Hosanna au plus haut des cieux
DIMANCHE DES RAMEAUX
Évangile de Jésus Christ selon saint Marc 11, 1-10
Quelques jours avant la fête de la Pâque, Jésus et ses disciples approchent de Jérusalem, de Bethphagé et de Béthanie, près du mont des Oliviers. Jésus envoie deux de ses disciples : « Allez au village qui est en face de vous. Dès l’entrée, vous y trouverez un petit âne attaché, que personne n’a encore monté. Détachez-le et amenez-le. Si l’on vous demande : Que faites-vous là ? répondez : Le Seigneur en a besoin : il vous le renverra aussitôt. »
Ils partent, trouvent un petit âne attaché près d’une porte, dehors, dans la rue, et ils le détachent. Des gens qui se trouvaient là leur demandaient : « Qu’avez-vous à détacher cet ânon ? » Ils répondirent ce que Jésus leur avait dit, et on les laissa faire. Ils amènent le petit âne à Jésus, le couvrent de leurs manteaux, et Jésus s’assoit dessus.

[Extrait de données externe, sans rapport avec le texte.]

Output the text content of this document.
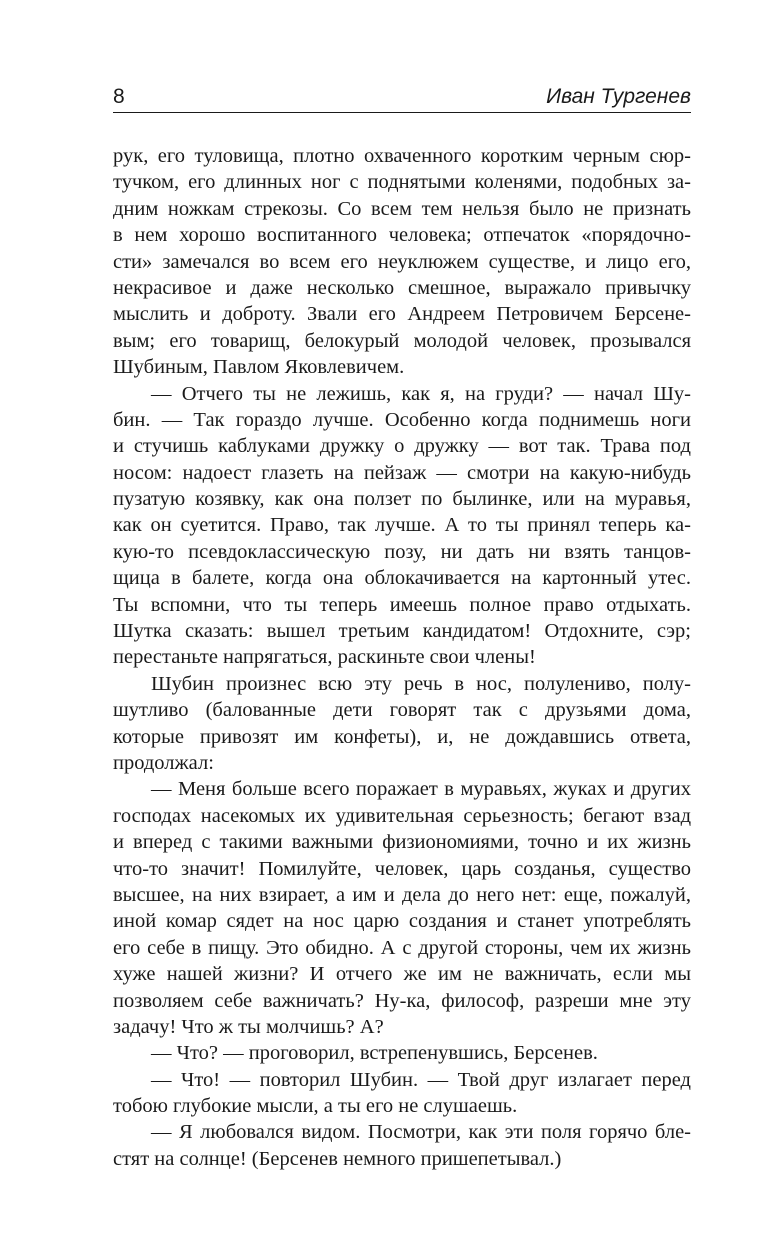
8	Иван Тургенев
рук, его туловища, плотно охваченного коротким черным сюр-
тучком, его длинных ног с поднятыми коленями, подобных за-
дним ножкам стрекозы. Со всем тем нельзя было не признать
в нем хорошо воспитанного человека; отпечаток «порядочно-
сти» замечался во всем его неуклюжем существе, и лицо его,
некрасивое и даже несколько смешное, выражало привычку
мыслить и доброту. Звали его Андреем Петровичем Берсене-
вым; его товарищ, белокурый молодой человек, прозывался
Шубиным, Павлом Яковлевичем.
— Отчего ты не лежишь, как я, на груди? — начал Шу-
бин. — Так гораздо лучше. Особенно когда поднимешь ноги
и стучишь каблуками дружку о дружку — вот так. Трава под
носом: надоест глазеть на пейзаж — смотри на какую-нибудь
пузатую козявку, как она ползет по былинке, или на муравья,
как он суетится. Право, так лучше. А то ты принял теперь ка-
кую-то псевдоклассическую позу, ни дать ни взять танцов-
щица в балете, когда она облокачивается на картонный утес.
Ты вспомни, что ты теперь имеешь полное право отдыхать.
Шутка сказать: вышел третьим кандидатом! Отдохните, сэр;
перестаньте напрягаться, раскиньте свои члены!
Шубин произнес всю эту речь в нос, полулениво, полу-
шутливо (балованные дети говорят так с друзьями дома,
которые привозят им конфеты), и, не дождавшись ответа,
продолжал:
— Меня больше всего поражает в муравьях, жуках и других
господах насекомых их удивительная серьезность; бегают взад
и вперед с такими важными физиономиями, точно и их жизнь
что-то значит! Помилуйте, человек, царь созданья, существо
высшее, на них взирает, а им и дела до него нет: еще, пожалуй,
иной комар сядет на нос царю создания и станет употреблять
его себе в пищу. Это обидно. А с другой стороны, чем их жизнь
хуже нашей жизни? И отчего же им не важничать, если мы
позволяем себе важничать? Ну-ка, философ, разреши мне эту
задачу! Что ж ты молчишь? А?
— Что? — проговорил, встрепенувшись, Берсенев.
— Что! — повторил Шубин. — Твой друг излагает перед
тобою глубокие мысли, а ты его не слушаешь.
— Я любовался видом. Посмотри, как эти поля горячо бле-
стят на солнце! (Берсенев немного пришепетывал.)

Alors, beaucoup de gens étendirent sur le chemin leurs manteaux, d’autres, des feuillages coupés dans la campagne. Ceux qui marchaient devant et ceux qui suivaient, criaient : « Hosanna ! Béni soit celui qui vient au nom du Seigneur ! Béni le Règne qui vient, celui de notre Père David. Hosanna au plus haut des cieux ! »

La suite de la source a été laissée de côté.